Nada disto, porém, é do conhecimento dos aspirantes a emigrar, quando chegam, esperançados, à mesma esplanada, na quinta-feira. Mas Pedro Costa, madrugador, descobre, a arrumar carros, um tipo conhecido que lhe conta a operação policial. Por isso, diz ter avisado os companheiros: “se ele não vier, já sabemos porquê”.
Só que o “pintas” aparece mesmo. E o entusiasmo por uma vida melhor volta a instalar-se. Até domingo, às seis da tarde, hora marcada para o embarque. Na estação, comparece a trintena de “escolhidos”. Mas o “pintas” não dá sinal de vida. Vai de ligar. Qual quê? Do outro lado, o “pi-pi-pi” de número inexistente sugere o pior.

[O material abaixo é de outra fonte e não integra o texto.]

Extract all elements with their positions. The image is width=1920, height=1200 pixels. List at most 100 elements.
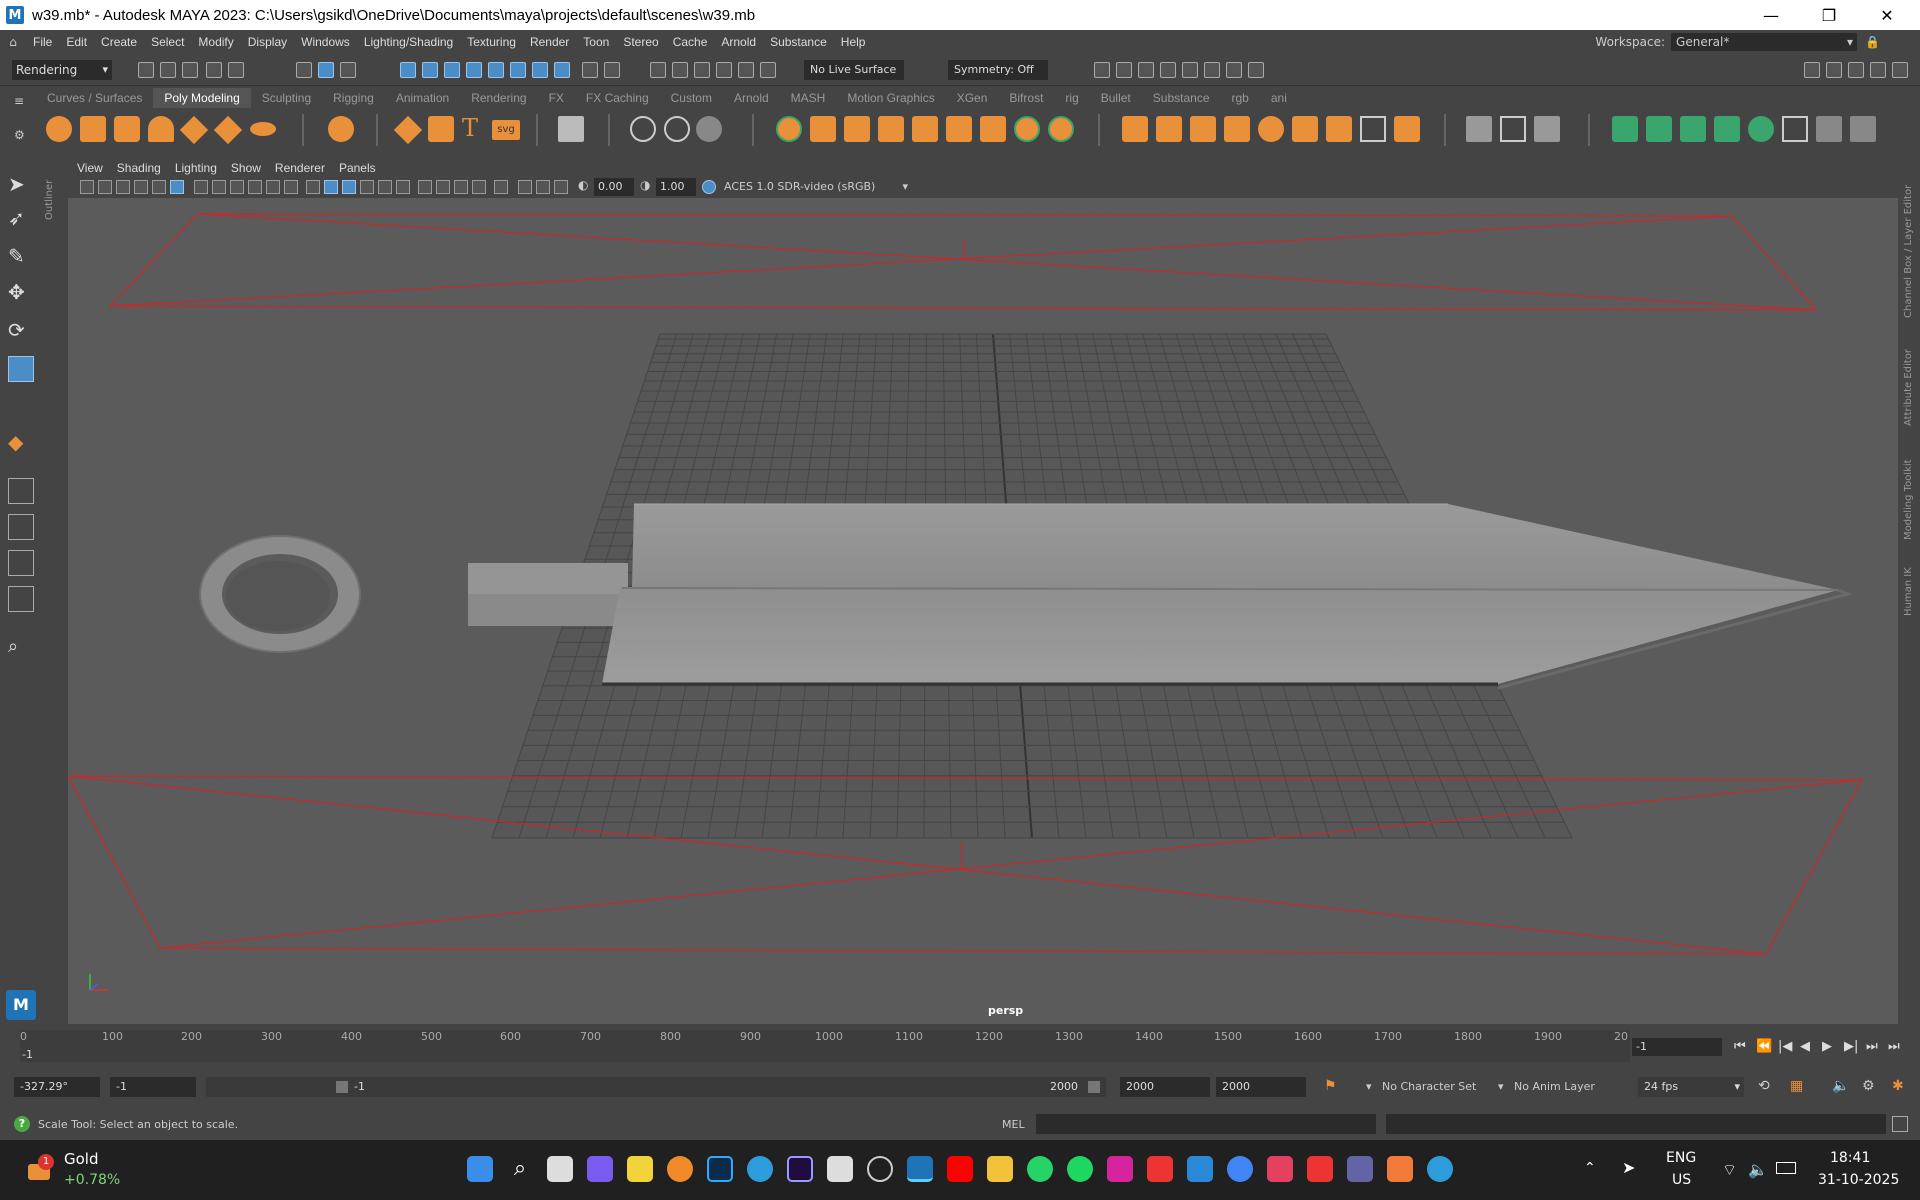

O cenário, desolador, traduz-se, então, em oito ou nove pessoas com os bilhetes Coimbra-Paris Montparnasse na mão – três deles, desesperados, optam mesmo por apanhar o comboio e ir ao “seja o que deus quiser”. Os outros vinte e poucos pensavam que iam receber, ali, o bilhete já pago ao “pintas”.
Pedro Costa acabou por ser o porta-voz do grupo, na queixa apresentada à PSP.